Eighth seed Murray, a 19-year-old Scotsman playing his first tournament under new coach Brad Gilbert, won the final five games to dispatch seventh-seed Tursunov and earn a chance at his second ATP title.
Murray, set to rise next week from his current career-best 35th in the rankings, won his first title in February at San Jose. Expectations are high thanks to Gilbert, who guided Andre Agassi and Andy Roddick to Grand Slam titles.
Clement defeated former world number one Marat Safin 7-6 (7/5), 7-6 (7/4) in the other semi-final at the US$600,000 event, winning half the points off the Russian's second serve and taking advantage of 40 unforced errors.
The 57th-ranked Frenchman reached his ninth ATP final but has not won a tour title outside his homeland, winning last February at Marseille as well as in 2000 at Lyon and 2003 in Metz. Clement fancies his chances this time, however.
"I just want to play a good match. I have a good chance to win if I play good tennis," Clement said. "I feel great about my game."
Clement, whose best Grand Slam showing was a runner-up effort at the 2001 Australian Open, defeated Murray last year in five sets in the second round of the US Open.
Murray broke on Tursunov's second and third service games of the match and took the first set in 33 minutes.
Tursunov, ranked a career-high 29th after a runner-up finish in Los Angeles last week, broke Murray in five points to seize a 4-2 lead in the second set.
But the lanky Scot answered, breaking in the ninth game on a powerful backhand that sent the Russian tumbling in a failed bid to return and again in the 11th game with a forehand winner to seize a 6-5 edge.
Murray took advantage of 36 unforced errors, the last a netted forehand to bring his only match point, and triumphed on a service winner in 84 minutes.

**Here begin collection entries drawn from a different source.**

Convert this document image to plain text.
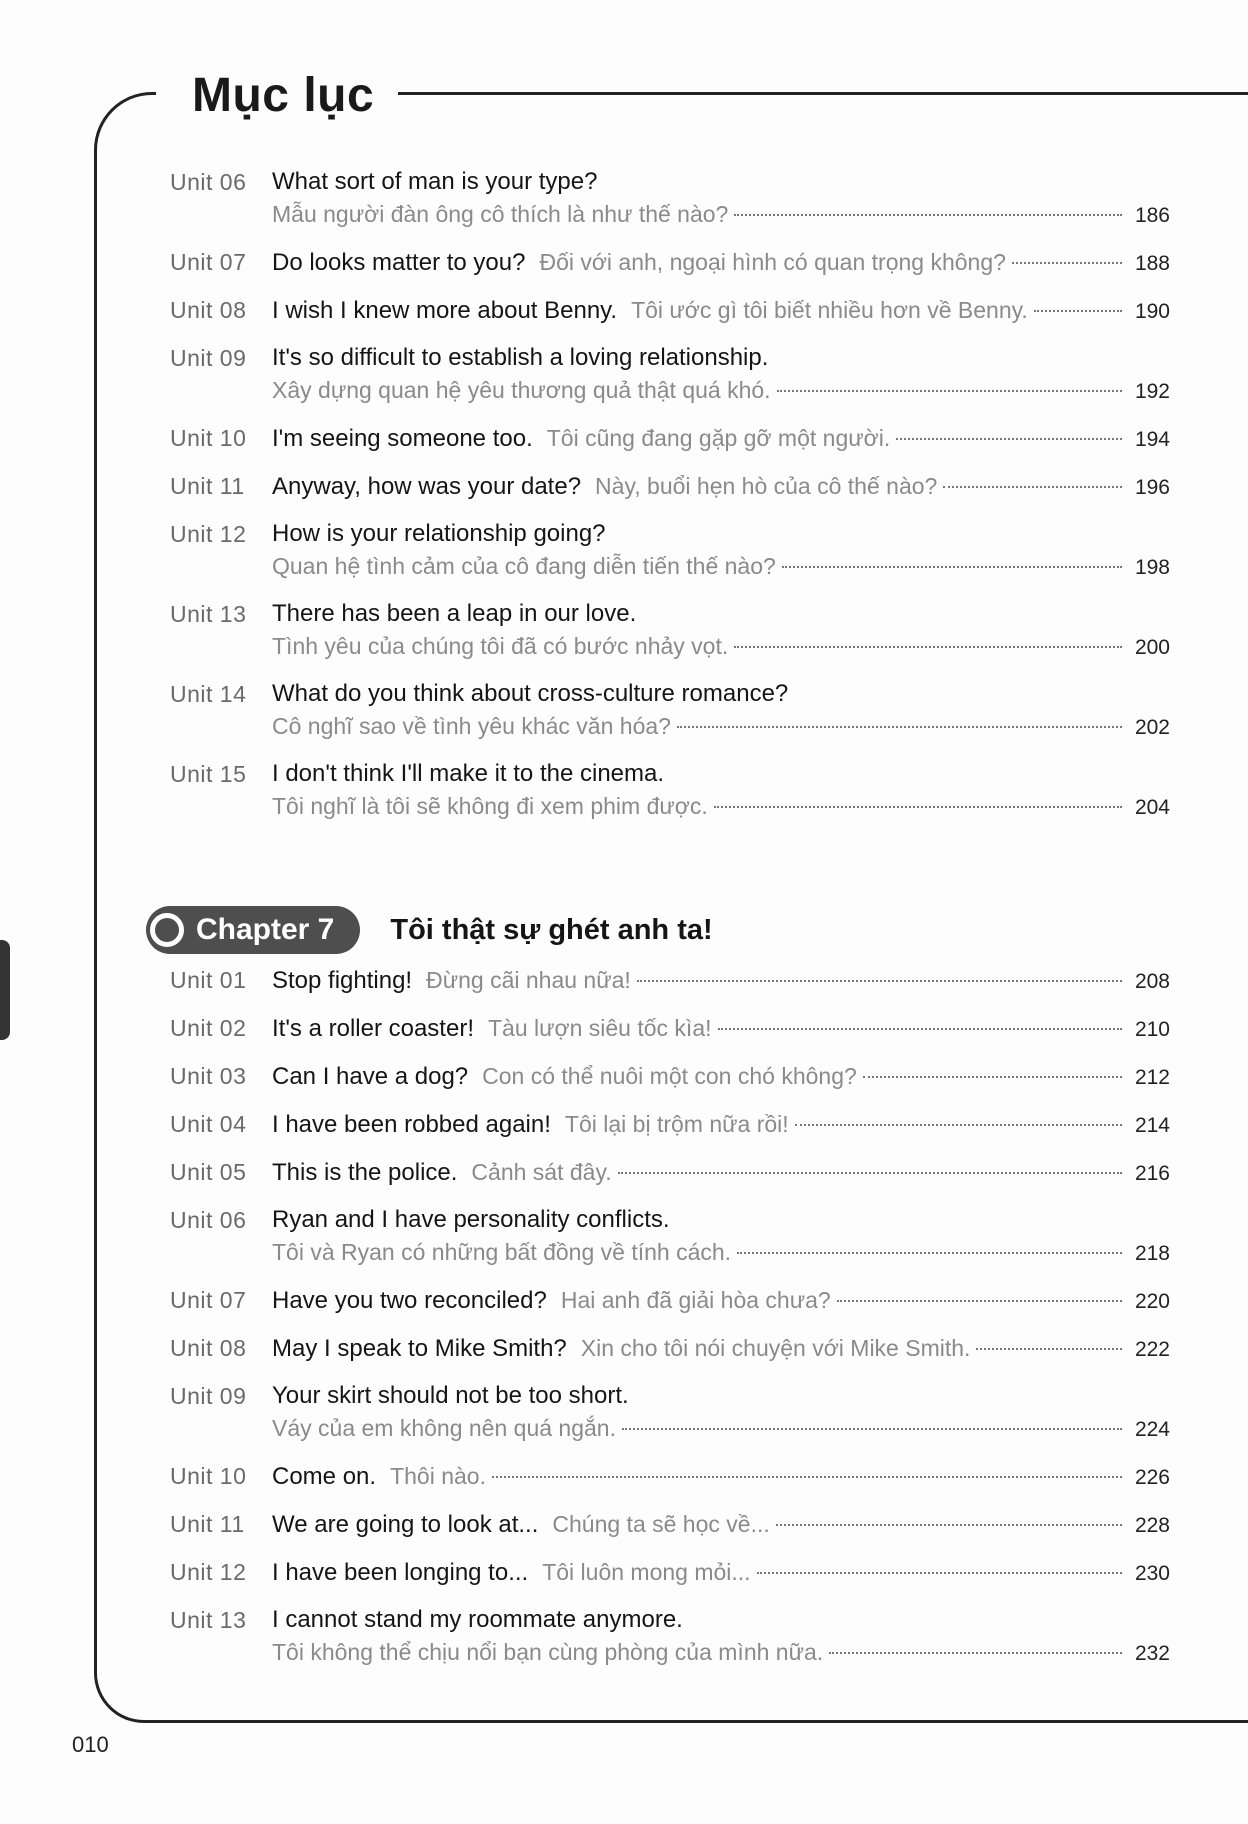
Mục lục
Unit 06	What sort of man is your type?
Mẫu người đàn ông cô thích là như thế nào?	186
Unit 07	Do looks matter to you? Đối với anh, ngoại hình có quan trọng không?	188
Unit 08	I wish I knew more about Benny. Tôi ước gì tôi biết nhiều hơn về Benny.	190
Unit 09	It's so difficult to establish a loving relationship.
Xây dựng quan hệ yêu thương quả thật quá khó.	192
Unit 10	I'm seeing someone too. Tôi cũng đang gặp gỡ một người.	194
Unit 11	Anyway, how was your date? Này, buổi hẹn hò của cô thế nào?	196
Unit 12	How is your relationship going?
Quan hệ tình cảm của cô đang diễn tiến thế nào?	198
Unit 13	There has been a leap in our love.
Tình yêu của chúng tôi đã có bước nhảy vọt.	200
Unit 14	What do you think about cross-culture romance?
Cô nghĩ sao về tình yêu khác văn hóa?	202
Unit 15	I don't think I'll make it to the cinema.
Tôi nghĩ là tôi sẽ không đi xem phim được.	204
Chapter 7 Tôi thật sự ghét anh ta!
Unit 01	Stop fighting! Đừng cãi nhau nữa!	208
Unit 02	It's a roller coaster! Tàu lượn siêu tốc kìa!	210
Unit 03	Can I have a dog? Con có thể nuôi một con chó không?	212
Unit 04	I have been robbed again! Tôi lại bị trộm nữa rồi!	214
Unit 05	This is the police. Cảnh sát đây.	216
Unit 06	Ryan and I have personality conflicts.
Tôi và Ryan có những bất đồng về tính cách.	218
Unit 07	Have you two reconciled? Hai anh đã giải hòa chưa?	220
Unit 08	May I speak to Mike Smith? Xin cho tôi nói chuyện với Mike Smith.	222
Unit 09	Your skirt should not be too short.
Váy của em không nên quá ngắn.	224
Unit 10	Come on. Thôi nào.	226
Unit 11	We are going to look at... Chúng ta sẽ học về...	228
Unit 12	I have been longing to... Tôi luôn mong mỏi...	230
Unit 13	I cannot stand my roommate anymore.
Tôi không thể chịu nổi bạn cùng phòng của mình nữa.	232
010
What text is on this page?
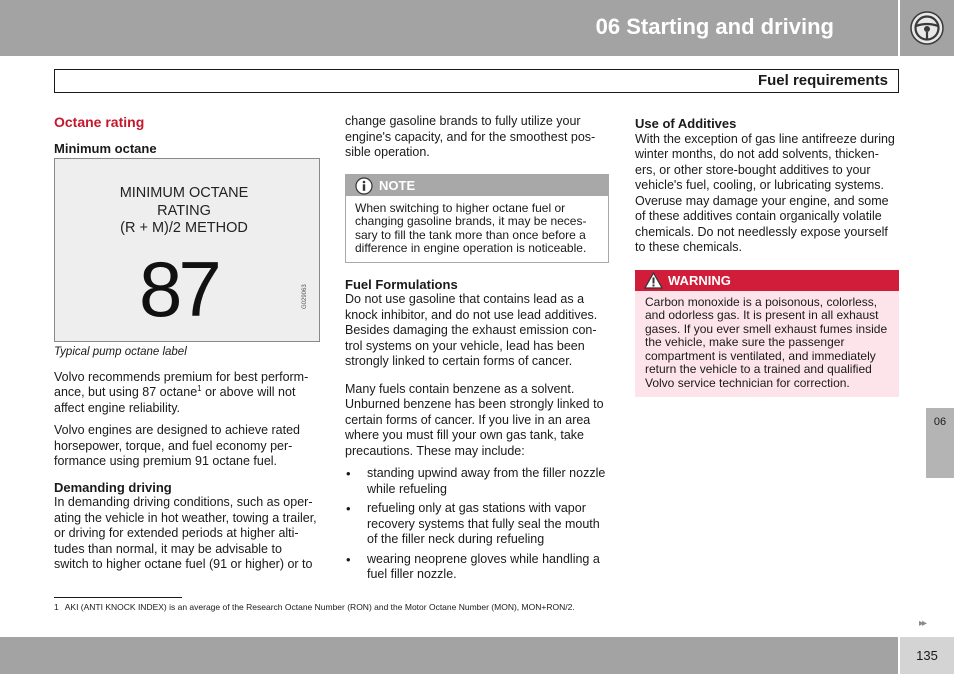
06 Starting and driving
Fuel requirements
Octane rating
Minimum octane
MINIMUM OCTANE
RATING
(R + M)/2 METHOD
87	G029063
Typical pump octane label

Volvo recommends premium for best perform-ance, but using 87 octane$^1$ or above will not affect engine reliability.

Volvo engines are designed to achieve rated horsepower, torque, and fuel economy per-formance using premium 91 octane fuel.

Demanding driving

In demanding driving conditions, such as oper-ating the vehicle in hot weather, towing a trailer, or driving for extended periods at higher alti-tudes than normal, it may be advisable to switch to higher octane fuel (91 or higher) or to

change gasoline brands to fully utilize your engine's capacity, and for the smoothest pos-sible operation.

NOTE
When switching to higher octane fuel or changing gasoline brands, it may be neces-sary to fill the tank more than once before a difference in engine operation is noticeable.
Fuel Formulations

Do not use gasoline that contains lead as a knock inhibitor, and do not use lead additives. Besides damaging the exhaust emission con-trol systems on your vehicle, lead has been strongly linked to certain forms of cancer.

Many fuels contain benzene as a solvent. Unburned benzene has been strongly linked to certain forms of cancer. If you live in an area where you must fill your own gas tank, take precautions. These may include:

• standing upwind away from the filler nozzle while refueling
• refueling only at gas stations with vapor recovery systems that fully seal the mouth of the filler neck during refueling
• wearing neoprene gloves while handling a fuel filler nozzle.
Use of Additives

With the exception of gas line antifreeze during winter months, do not add solvents, thicken-ers, or other store-bought additives to your vehicle's fuel, cooling, or lubricating systems. Overuse may damage your engine, and some of these additives contain organically volatile chemicals. Do not needlessly expose yourself to these chemicals.

WARNING
Carbon monoxide is a poisonous, colorless, and odorless gas. It is present in all exhaust gases. If you ever smell exhaust fumes inside the vehicle, make sure the passenger compartment is ventilated, and immediately return the vehicle to a trained and qualified Volvo service technician for correction.
1 AKI (ANTI KNOCK INDEX) is an average of the Research Octane Number (RON) and the Motor Octane Number (MON), MON+RON/2.
06
▸▸
135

Safin became the third ATP veteran in a row that Clement defeated for the first time in his 10-year career, having earlier ended hexes by Slovakian Dominik Hrbaty and Australian former world number one Lleyton Hewitt.
"It feels very special. It's a fantastic feeling for me," Clement said.
Clement, 28, lost his only prior match against Safin in 2001 at Wimbledon but has not dropped a set in four matches this week at the US Open warmup event, rallying from a break down in both sets against Safin.
"It was disappointing," Safin said. "It slipped away from me."
Safin, who won his prior two matches in straight-set tie-breakers, double faulted to give Clement a 6-5 edge, saying after the match he was nervous, and surrendered the set on a forehand winner by the Frenchman.
In the second set, Clement grabbed a 2-1 tie-breaker lead when Safin hit a forehand long and never relinquished the edge, ending matters after two hours and two minutes when 92nd-ranked Safin sent a backhand wide.
"He made a lot of mistakes on his forehand," Clement said.
"Sometimes he can make a few mistakes in a row. I just have to be focused, be very consistent during all the match," he said.